Caine opened his eyes and turned his head to give Mercy a baleful look, but before he could open his mouth, Janie stepped in between them. "This is going nowhere. Do you have the answers you need?"
"He just murdered a pirate lord and broke a peace we've worked for years to maintain!" Sister Mercy said angrily, refusing to back down.
"Technically it was a duel," Caine corrected.
"He just told you he was acting under orders from the Prelate," Jaine said sternly. "Take it up with her."
"And he was the one who challenged me," Caine said, holding up one swaying finger.
Mercy turned on him again, but Janie held up her hand. Surprisingly, Mercy paused.
"Caine?" Janie asked.
"Yeah?" he said, opening one eye and looking at her sidelong.

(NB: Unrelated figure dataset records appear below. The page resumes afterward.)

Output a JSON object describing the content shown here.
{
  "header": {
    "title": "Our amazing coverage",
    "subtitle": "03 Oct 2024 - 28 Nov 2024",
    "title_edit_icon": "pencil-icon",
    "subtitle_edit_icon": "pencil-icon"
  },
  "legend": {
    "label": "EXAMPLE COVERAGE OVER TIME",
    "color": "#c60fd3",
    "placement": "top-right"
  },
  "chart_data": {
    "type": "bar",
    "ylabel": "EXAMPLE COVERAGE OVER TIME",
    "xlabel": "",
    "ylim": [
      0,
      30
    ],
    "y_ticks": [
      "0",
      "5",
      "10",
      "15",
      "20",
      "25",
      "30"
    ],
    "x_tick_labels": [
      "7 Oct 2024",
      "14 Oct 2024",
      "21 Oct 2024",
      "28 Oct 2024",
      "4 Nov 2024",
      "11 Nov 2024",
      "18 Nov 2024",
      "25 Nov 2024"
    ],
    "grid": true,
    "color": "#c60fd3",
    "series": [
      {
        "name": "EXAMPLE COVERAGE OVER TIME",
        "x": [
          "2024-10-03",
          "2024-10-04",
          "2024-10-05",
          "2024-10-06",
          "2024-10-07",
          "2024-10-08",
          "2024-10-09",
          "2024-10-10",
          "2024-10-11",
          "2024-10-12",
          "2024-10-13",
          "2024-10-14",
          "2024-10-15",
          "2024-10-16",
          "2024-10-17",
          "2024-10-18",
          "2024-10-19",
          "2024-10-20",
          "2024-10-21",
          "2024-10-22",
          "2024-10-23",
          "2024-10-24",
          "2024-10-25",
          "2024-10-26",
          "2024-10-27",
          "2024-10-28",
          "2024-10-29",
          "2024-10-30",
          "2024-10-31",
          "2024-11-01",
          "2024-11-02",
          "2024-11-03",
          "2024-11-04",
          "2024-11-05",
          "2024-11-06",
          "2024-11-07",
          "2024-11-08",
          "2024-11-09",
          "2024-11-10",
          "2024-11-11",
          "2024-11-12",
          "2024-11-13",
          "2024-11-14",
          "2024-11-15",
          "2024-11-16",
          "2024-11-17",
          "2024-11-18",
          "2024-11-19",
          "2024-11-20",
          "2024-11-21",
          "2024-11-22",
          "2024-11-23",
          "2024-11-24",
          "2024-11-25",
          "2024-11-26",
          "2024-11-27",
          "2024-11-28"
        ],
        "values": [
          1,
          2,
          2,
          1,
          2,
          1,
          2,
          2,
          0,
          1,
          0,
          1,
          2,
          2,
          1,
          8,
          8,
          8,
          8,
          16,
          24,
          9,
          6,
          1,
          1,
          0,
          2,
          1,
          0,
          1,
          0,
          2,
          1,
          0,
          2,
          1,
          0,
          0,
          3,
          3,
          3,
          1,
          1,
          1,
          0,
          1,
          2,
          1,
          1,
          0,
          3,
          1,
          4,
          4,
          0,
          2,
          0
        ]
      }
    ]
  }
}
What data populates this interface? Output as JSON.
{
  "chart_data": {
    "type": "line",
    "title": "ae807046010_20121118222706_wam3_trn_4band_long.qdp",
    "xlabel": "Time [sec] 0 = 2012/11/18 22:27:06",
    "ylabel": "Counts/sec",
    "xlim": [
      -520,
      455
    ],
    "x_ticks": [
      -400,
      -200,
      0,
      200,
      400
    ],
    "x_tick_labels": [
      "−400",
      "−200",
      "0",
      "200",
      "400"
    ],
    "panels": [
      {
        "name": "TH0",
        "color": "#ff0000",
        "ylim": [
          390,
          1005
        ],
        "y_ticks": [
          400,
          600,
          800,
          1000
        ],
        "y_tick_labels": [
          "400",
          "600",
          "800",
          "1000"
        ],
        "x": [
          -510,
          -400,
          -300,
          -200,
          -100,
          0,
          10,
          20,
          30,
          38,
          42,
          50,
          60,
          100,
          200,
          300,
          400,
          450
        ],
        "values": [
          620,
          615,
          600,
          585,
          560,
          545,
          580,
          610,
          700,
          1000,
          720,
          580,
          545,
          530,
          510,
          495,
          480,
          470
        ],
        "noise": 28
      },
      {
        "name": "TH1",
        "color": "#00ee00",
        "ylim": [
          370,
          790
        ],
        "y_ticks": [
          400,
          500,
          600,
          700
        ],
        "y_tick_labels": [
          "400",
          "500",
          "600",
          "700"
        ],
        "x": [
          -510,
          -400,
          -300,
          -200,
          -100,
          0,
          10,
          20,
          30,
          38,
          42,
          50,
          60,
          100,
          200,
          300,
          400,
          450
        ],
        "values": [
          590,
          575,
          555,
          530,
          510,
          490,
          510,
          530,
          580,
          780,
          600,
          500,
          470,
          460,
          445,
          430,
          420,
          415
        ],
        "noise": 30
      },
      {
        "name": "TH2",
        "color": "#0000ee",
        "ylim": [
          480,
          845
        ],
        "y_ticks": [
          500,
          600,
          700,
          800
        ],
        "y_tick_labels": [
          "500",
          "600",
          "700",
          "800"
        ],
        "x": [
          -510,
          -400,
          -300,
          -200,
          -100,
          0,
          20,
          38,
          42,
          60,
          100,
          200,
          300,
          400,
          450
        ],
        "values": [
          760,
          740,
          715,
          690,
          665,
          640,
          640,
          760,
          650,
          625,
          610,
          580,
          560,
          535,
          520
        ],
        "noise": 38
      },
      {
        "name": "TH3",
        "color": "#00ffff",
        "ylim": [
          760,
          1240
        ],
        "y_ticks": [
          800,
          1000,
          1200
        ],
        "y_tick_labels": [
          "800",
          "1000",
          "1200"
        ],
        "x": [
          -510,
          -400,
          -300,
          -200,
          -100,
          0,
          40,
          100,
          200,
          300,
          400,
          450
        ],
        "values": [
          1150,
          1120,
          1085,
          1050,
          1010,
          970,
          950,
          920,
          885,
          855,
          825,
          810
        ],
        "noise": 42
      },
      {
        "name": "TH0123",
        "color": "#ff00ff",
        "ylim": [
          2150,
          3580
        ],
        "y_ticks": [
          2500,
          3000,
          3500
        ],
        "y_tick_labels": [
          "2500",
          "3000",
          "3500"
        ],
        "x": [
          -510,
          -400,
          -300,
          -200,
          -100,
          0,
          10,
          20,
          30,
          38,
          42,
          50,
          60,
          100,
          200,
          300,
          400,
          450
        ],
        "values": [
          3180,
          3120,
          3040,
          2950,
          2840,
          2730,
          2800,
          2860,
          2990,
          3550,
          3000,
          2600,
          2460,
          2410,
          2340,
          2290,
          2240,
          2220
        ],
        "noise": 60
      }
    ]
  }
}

"You're goading them on purpose," Janie said gently. "Quiet."
Caine gave her a small smile and closed his eye again.
"This doesn't make sense!" Sister Mercy said, turning her anger to Janie. "Surely you can grasp why this is important to understand?!"
"Yes, but we do not have any more time to bicker," Janie said to the inquisitors in exasperation.
"So what happens next?" Tonya muttered against Caine's chest. She sounded exhausted.
A long silence followed. All eyes were on Caine. He looked like he was trying to sleep.
"Of course now he decides to keep his mouth shut," Sister Mercy muttered.
His lips twitched into a small smirk.
Victoria looked pained again. "Miss Castilian told him to be quiet."
"Amazing," Mercy said flatly. "He can be a disrespectful cad without uttering a word."
Janie rolled her eyes in exasperation. "And yet you still need his help. We all do. Can you heal him?" she asked Sister Mercy.